While you can’t guarantee that your home will be protected from a storm, you can take steps to secure everything in your control. Follow these steps to mitigate the effects of storm damage.
Protect your electrical system from the elements.
Your electrical system is your lifeline and source of comfort during the storm. It keeps your air conditioning running and preserves the food in your refrigerator. You can’t control when the city power lines go down, but you can protect the wires in your house.
Ahead of the storm season, call an electrician to evaluate your home. Different electricians will have specialties based on your area. For example, Albuquerque electricians will be able to help you prepare for flash floods, while Tampa electricians can offer advice on hurricane preparedness and humidity.
You need to get any electrical service done before a storm hits; that way, you don’t lose power or face a fire risk.
Identify the most high-risk items in your home.
Ahead of a storm, look around your home and yard to determine the most important items to protect. While it may be frustrating to replace a patio table, it’s not nearly as expensive as replacing a car.
Make sure the most important items are secured. This could mean storing your car in a friend’s garage or bringing items from the outside into your living area. The first time you go through this process might be overwhelming, but many locals have years of experience with large storms and will be eager to help.

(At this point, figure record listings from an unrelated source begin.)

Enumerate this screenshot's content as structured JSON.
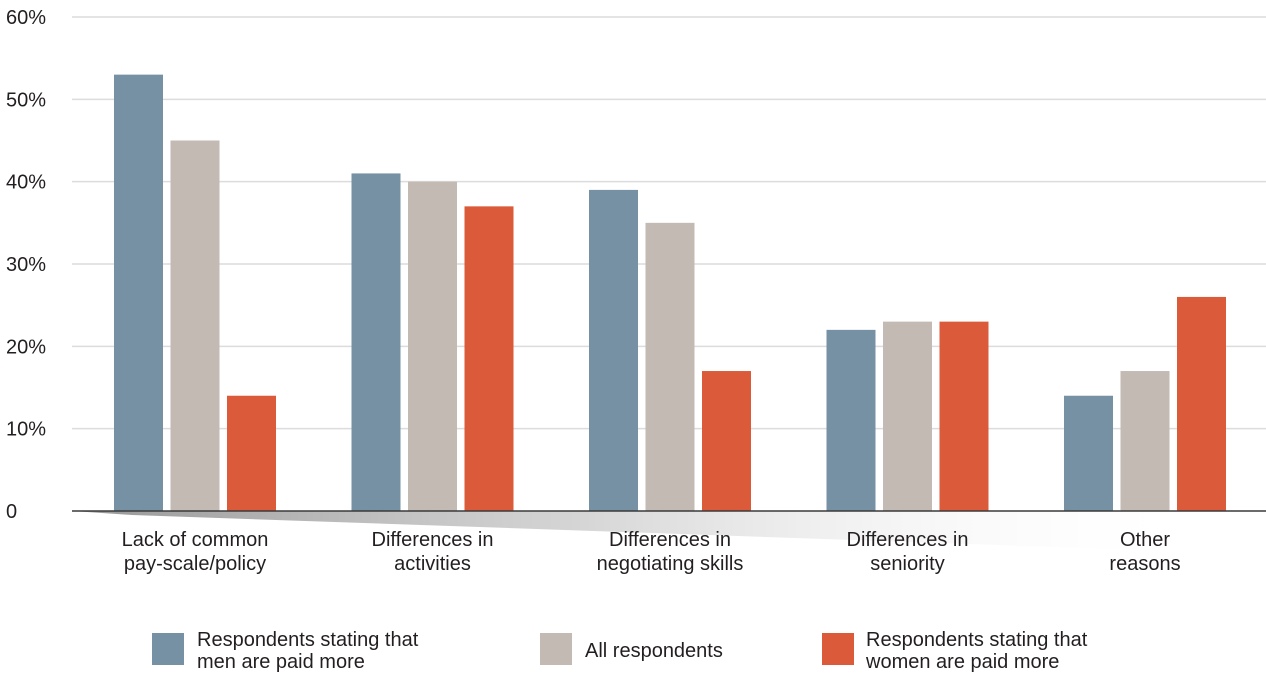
{
  "chart_data": {
    "type": "bar",
    "categories": [
      [
        "Lack of common",
        "pay-scale/policy"
      ],
      [
        "Differences in",
        "activities"
      ],
      [
        "Differences in",
        "negotiating skills"
      ],
      [
        "Differences in",
        "seniority"
      ],
      [
        "Other",
        "reasons"
      ]
    ],
    "series": [
      {
        "name": [
          "Respondents stating that",
          "men are paid more"
        ],
        "color": "#7591a3",
        "values": [
          53,
          41,
          39,
          22,
          14
        ]
      },
      {
        "name": [
          "All respondents"
        ],
        "color": "#c3bab3",
        "values": [
          45,
          40,
          35,
          23,
          17
        ]
      },
      {
        "name": [
          "Respondents stating that",
          "women are paid more"
        ],
        "color": "#db5a39",
        "values": [
          14,
          37,
          17,
          23,
          26
        ]
      }
    ],
    "yticks": [
      0,
      10,
      20,
      30,
      40,
      50,
      60
    ],
    "ytick_labels": [
      "0",
      "10%",
      "20%",
      "30%",
      "40%",
      "50%",
      "60%"
    ],
    "ylim": [
      0,
      60
    ],
    "grid": true,
    "legend": "bottom"
  }
}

After the storm passes, evaluate your property damage. What items did you miss? What hazards need to be secured differently? Keep these notes in mind as they will be key steps to help avoid damage during the next storm.
Start planning during the dry season.
Don’t wait until there is a hurricane watch in your area to create a plan. During a major storm, people start to panic. This is why you see videos of Americans fighting over generators or frantically grabbing water jugs at the last minute.
The time to prepare for a storm is in early spring. Put together an emergency kit of non-perishable food items that can last you two weeks (you can donate these to a food bank after the storm season ends). Make sure you have flashlights with extra batteries and little conveniences like portable fans and puzzles to stay entertained. You may even want to invest in plywood to cover your windows from debris caused by high winds.
When the severe storm is getting closer, pull together items like your passports and birth certificates so they won’t get lost in the floodwaters. Having these on hand will be useful in the event of an evacuation.
Listen to local government agencies.
Follow the guidelines of your local leaders ahead of a storm. Know when you need to evacuate because of a hurricane and when you need to seek shelter because of high winds.
Ahead of storm season, these agencies will likely distribute checklists and best practices ahead of a storm. By following these, you can make sure your home is protected and your family is safe.
There’s no reason to panic when there’s a hurricane watch in your area. If you take steps now to protect your home from debris and water hazards, then you should be able to ride out the storm safely.